A few yards from the double-doors, the man walked over a mosaic on the floor. The perfectly masoned tiles formed a replica of the Parthenon. Suddenly, he stopped and peered at his watch; then, his head down, he raised his hand and flicked his fingers down. The man resumed his brisk pace. The hooded form with a twisted knife creeping behind him then dropped through the ground. The tiles making up the base of the Parthenon had receded to make a hole, allowing a long, guttural scream slip into the silent hallway before the din was cut off by a crack of bone against stone. The tiles slid back into the Parthenon––clean floor, clean tiles, clean image.
Reaching the doors, the man pushed them open and entered his office. For a second, he just stood in the commodious room. Then, turning his back to the depiction of King Midas standing high above his people etched on the other side of the double-doors, the man walked to his desk and took a sniff of the fresh, familiar narcissus flowers lying in a vase there. He sighed, laid the book on his desk, and then said, “Begin.” A woman dressed in a suit stepped out from a concealed door to the man’s right. Without looking at her, he asked bluntly, “News?”
Her voice monotone and lackluster, the woman said, “The people are protesting––”
The man interrupted, “Still a little bit asleep there, hmm, Susan?”
Susan started to reply, but the man flicked his fingers to the right and a claw reached out from the concealed room, dragging the silent Susan by the hair back into the darkness. The man muttered wearily, “Let’s try that again, why don’t we?” Out of the dark room stepped an identical suited woman. The man sighed and said, “Now, Susan, you were saying? And don’t forget the ‘Sir’ this time, got it?” He gave her a wide, toothy grin.
Speaking brighter and lighter, almost too brightly and lightly, Susan shouted, “Sir, the people are protesting Column XXXIV. They are demanding that their children not be taught military tactics in elementary school.”

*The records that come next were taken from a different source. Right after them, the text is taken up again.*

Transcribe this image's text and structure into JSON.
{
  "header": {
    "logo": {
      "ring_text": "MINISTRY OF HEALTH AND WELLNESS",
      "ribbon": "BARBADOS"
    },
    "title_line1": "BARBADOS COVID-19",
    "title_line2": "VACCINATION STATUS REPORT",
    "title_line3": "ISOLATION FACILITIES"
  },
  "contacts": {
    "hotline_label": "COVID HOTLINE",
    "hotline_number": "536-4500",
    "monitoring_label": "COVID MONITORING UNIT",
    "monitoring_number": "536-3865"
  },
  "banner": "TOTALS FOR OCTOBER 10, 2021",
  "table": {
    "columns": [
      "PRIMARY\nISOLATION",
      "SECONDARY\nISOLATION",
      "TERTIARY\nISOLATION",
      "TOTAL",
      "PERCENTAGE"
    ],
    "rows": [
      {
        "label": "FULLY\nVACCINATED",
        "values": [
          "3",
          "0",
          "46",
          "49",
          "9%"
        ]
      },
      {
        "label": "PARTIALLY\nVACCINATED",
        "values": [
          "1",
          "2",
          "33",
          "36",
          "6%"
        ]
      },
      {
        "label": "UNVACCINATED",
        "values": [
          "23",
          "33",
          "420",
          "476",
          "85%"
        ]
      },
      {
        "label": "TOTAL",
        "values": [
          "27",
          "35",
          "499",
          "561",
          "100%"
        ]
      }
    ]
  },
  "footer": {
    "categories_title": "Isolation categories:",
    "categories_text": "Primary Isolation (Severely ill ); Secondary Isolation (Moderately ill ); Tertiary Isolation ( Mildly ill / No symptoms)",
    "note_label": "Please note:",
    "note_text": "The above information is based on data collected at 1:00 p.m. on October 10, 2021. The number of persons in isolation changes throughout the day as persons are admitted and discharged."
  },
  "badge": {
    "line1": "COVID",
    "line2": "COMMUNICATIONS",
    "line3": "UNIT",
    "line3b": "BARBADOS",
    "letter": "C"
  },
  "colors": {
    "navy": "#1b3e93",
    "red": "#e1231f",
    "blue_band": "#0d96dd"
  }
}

While she was talking, the man had already picked up the leather book, flipped to the back, and crossed something out with his pen. He then wrote something on the delicate paper and closed the book. “Done, now it’ll be middle school students.”
Susan smiled wide and said, “But sir, you know that that will not––”

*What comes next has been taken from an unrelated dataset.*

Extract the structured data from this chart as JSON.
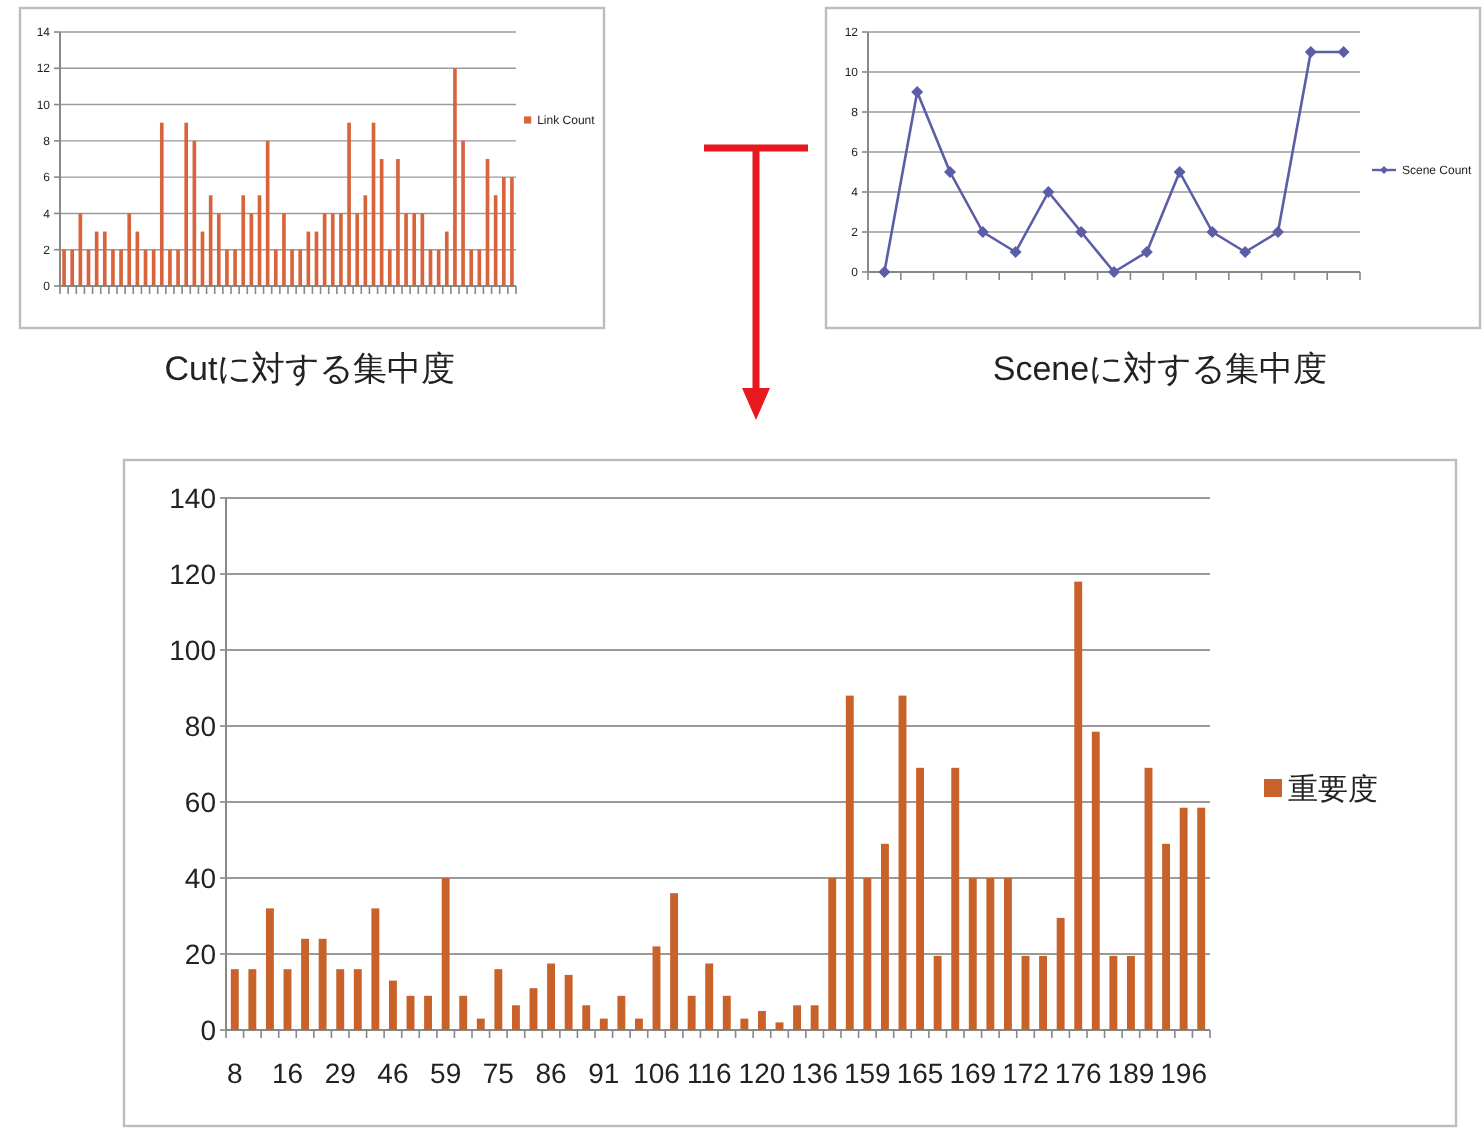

Tsk, tsk, tsk, and Susan stopped talking. He motioned for her to sit on his lap, and she did as he ordered. Smiling, the man ran his hands gently up and down Susan’s back.
“Trust me, this is the right decision,” he cooed, his fingers sliding through her short-cut, brown hair. “Also, don’t argue with me again, okay Susan?” and then grabbing the vase, he slammed it into the back of her head. She fell to the ground, and the man rammed his foot through her face. The bright smile and shining eyes crunched and crackled into wet, bent metal and sputtering circuitry, and the man yelled, “Steven, I told you to fix the water problem!” The secret door opened partway, hesitated, and almost opened fully, but the man growled, “Not another Susan.” Glancing at the hand holding the flower, he brushed off some random, tiny, white grains. He walked over to the window, which displayed a view of a seemingly endless forest of luscious, bright-green trees. He knew that behind the image, projected from another one of Steven’s imperfect machines, thousands of stampeding protestors sullying his workplace with every second. He had never really cared; the forest had been his decision. His eyes glazed over as he gazed at the leaves’ veins, bulging and tortuous, the brightness of the foliage revealed by the gentle sunlight, and the elevated field of prickly emerald and olive-green. Yet he still muttered under his breath, “Insolent, ungrateful, impudent, imbecilic…”
The man stared at the forest, sniffing the flower again and again. After a few seconds, he sighed and whispered to himself, “Goddammit,” and he collapsed to the floor, his brain mush and his heart still.